Estas personas, más allá que tienen domicilio en Buenos Aires, se sienten vecinos de Necochea porque vienen a menudo en distintas épocas del año y lo mismo ocurre con el resto de sus familiares.
“Ahora nos vamos nosotros y arriba otro grupo de parientes, inclusive, traemos a otras personas y que les roben sus pertenencias es muy doloroso”, agregaron los damnificados del atraco.
Pablo y Maité atendieron a los cronistas de Ecos Diarios en la vereda del inmueble de calles 55 y 30, y reconocieron que entre los mayores hay seis menores de edad que también fueron despojados de sus prendas de vestir y demás objetos de valor.
Estaban en la playa
El paso de los delincuentes fue implacable durante la tarde del pasado lunes, entre las 16.30 y las 17.30, momento en que una vecina llegó a su casa y descubrió que ladrones habían accedido a la vivienda de la familia Heras.
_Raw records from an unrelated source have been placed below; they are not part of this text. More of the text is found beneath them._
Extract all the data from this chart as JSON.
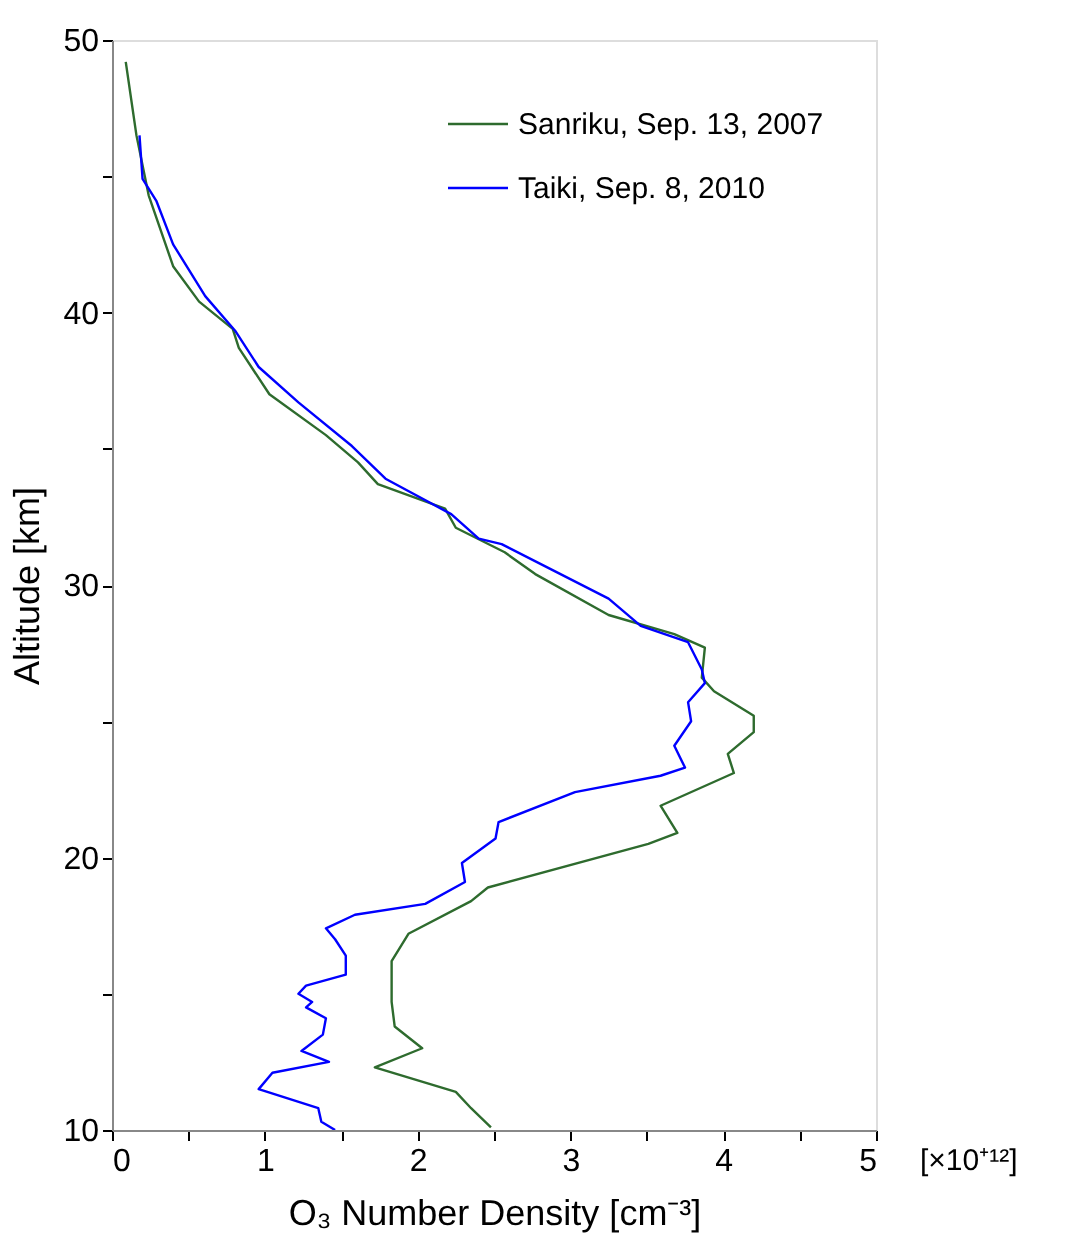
{
  "chart_data": {
    "type": "line",
    "xlabel": "O₃ Number Density [cm⁻³]",
    "ylabel": "Altitude [km]",
    "annotations": [
      "[×10⁺¹²]"
    ],
    "xlim": [
      0,
      5
    ],
    "ylim": [
      10,
      50
    ],
    "xticks": [
      0,
      {
        "value": 0.5,
        "label": null
      },
      1,
      {
        "value": 1.5,
        "label": null
      },
      2,
      {
        "value": 2.5,
        "label": null
      },
      3,
      {
        "value": 3.5,
        "label": null
      },
      4,
      {
        "value": 4.5,
        "label": null
      },
      5
    ],
    "yticks": [
      10,
      {
        "value": 15,
        "label": null
      },
      20,
      {
        "value": 25,
        "label": null
      },
      30,
      {
        "value": 35,
        "label": null
      },
      40,
      {
        "value": 45,
        "label": null
      },
      50
    ],
    "grid": false,
    "legend": "top right",
    "marker": "none",
    "line_style": "solid",
    "series": [
      {
        "name": "Sanriku, Sep. 13, 2007",
        "color": "#2e6b2e",
        "x": [
          0.09,
          0.16,
          0.24,
          0.4,
          0.57,
          0.79,
          0.83,
          1.03,
          1.4,
          1.61,
          1.74,
          2.18,
          2.25,
          2.57,
          2.77,
          3.25,
          3.68,
          3.88,
          3.86,
          3.94,
          4.2,
          4.2,
          4.03,
          4.07,
          3.59,
          3.7,
          3.51,
          2.46,
          2.35,
          1.94,
          1.83,
          1.83,
          1.85,
          2.03,
          1.72,
          2.25,
          2.35,
          2.48
        ],
        "values": [
          49.2,
          46.5,
          44.3,
          41.7,
          40.4,
          39.4,
          38.7,
          37.0,
          35.5,
          34.5,
          33.7,
          32.8,
          32.1,
          31.2,
          30.4,
          28.9,
          28.2,
          27.7,
          26.6,
          26.1,
          25.2,
          24.6,
          23.8,
          23.1,
          21.9,
          20.9,
          20.5,
          18.9,
          18.4,
          17.2,
          16.2,
          14.7,
          13.8,
          13.0,
          12.3,
          11.4,
          10.8,
          10.1
        ]
      },
      {
        "name": "Taiki, Sep. 8, 2010",
        "color": "#0000ff",
        "x": [
          0.18,
          0.2,
          0.29,
          0.4,
          0.61,
          0.81,
          0.96,
          1.22,
          1.57,
          1.79,
          2.22,
          2.4,
          2.55,
          2.9,
          3.25,
          3.46,
          3.77,
          3.86,
          3.88,
          3.77,
          3.79,
          3.68,
          3.75,
          3.59,
          3.03,
          2.53,
          2.51,
          2.29,
          2.31,
          2.05,
          1.59,
          1.4,
          1.46,
          1.53,
          1.53,
          1.27,
          1.22,
          1.31,
          1.27,
          1.4,
          1.38,
          1.24,
          1.42,
          1.05,
          0.96,
          1.35,
          1.37,
          1.46
        ],
        "values": [
          46.5,
          44.9,
          44.1,
          42.5,
          40.6,
          39.3,
          38.0,
          36.7,
          35.1,
          33.9,
          32.6,
          31.7,
          31.5,
          30.5,
          29.5,
          28.5,
          27.9,
          26.9,
          26.4,
          25.7,
          25.0,
          24.1,
          23.3,
          23.0,
          22.4,
          21.3,
          20.7,
          19.8,
          19.1,
          18.3,
          17.9,
          17.4,
          17.0,
          16.4,
          15.7,
          15.3,
          15.0,
          14.7,
          14.5,
          14.1,
          13.5,
          12.9,
          12.5,
          12.1,
          11.5,
          10.8,
          10.3,
          10.0
        ]
      }
    ]
  }
}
“Es un barrio tranquilo y siempre el móvil policial está estacionado en las cercanías de nuestro domicilio”, puntualizaron Pablo y Maité Heras mientras no salían del asombro por lo ocurrido.
Los delincuentes accedieron al terreno donde se emplaza la edificación de dos plantas por la calle 30 y lograron eludir la presencia de dos canes que están sueltos en el predio, pero no advirtieron la presencia de los individuos.
“No sabemos cómo pero lograron llegar hasta la ventana del primer piso, ya que dejamos el postigón abierto”, reconocieron Maité y Pablo Heras durante el contacto mantenido ayer con los periodistas de Ecos Diarios.
El hombre explicó que “es probable que hayan realizado una labor de inteligencia previa, nos vieron salir a cruzar el puente (Dardo Rocha) para dirigirnos a la playa de Quequén y en ese momento entraron a robar a la casa”.
Por su parte, la mujer con marcada impotencia añadió que “es increíble que tengamos que ir hasta un supermercado que está a dos cuadras de nuestra casa y debamos cerrar todas las ventanas, no somos dueños ni de tener un momento para ventilar los ambientes”.
Miedo de los chicos
La familia y amistades que ocupan la vivienda de veraneo en la zona de calles 55 y 30, fueron despojadas de sus pertenencias como: prendas de vestir varias, teléfonos celulares, un anillo de oro, tabletas, relojes y dinero en efectivo, aunque no se supo a cuánto ascendió la cifra.
“Estos episodios son lamentables porque además generan miedo en los chicos, ya que son seis menores de edad los que nos acompañan y después de lo sucedido no quieren salir ni al patio a jugar”, recalcaron ayer Pablo y Maité Heras.
Una vez que se conoció la denuncia de lo ocurrido, personal de la Delegación de Policía Científica de nuestra ciudad acudió al escenario del atraco para recolectar huellas dactilares.
La investigación del caso quedó en poder de la DDI local y del gabinete de prevención de la Seccional Tercera, mientras que las actuaciones legales están en poder de la Fiscalía Nº 2, a cargo de Silvia Gabriele.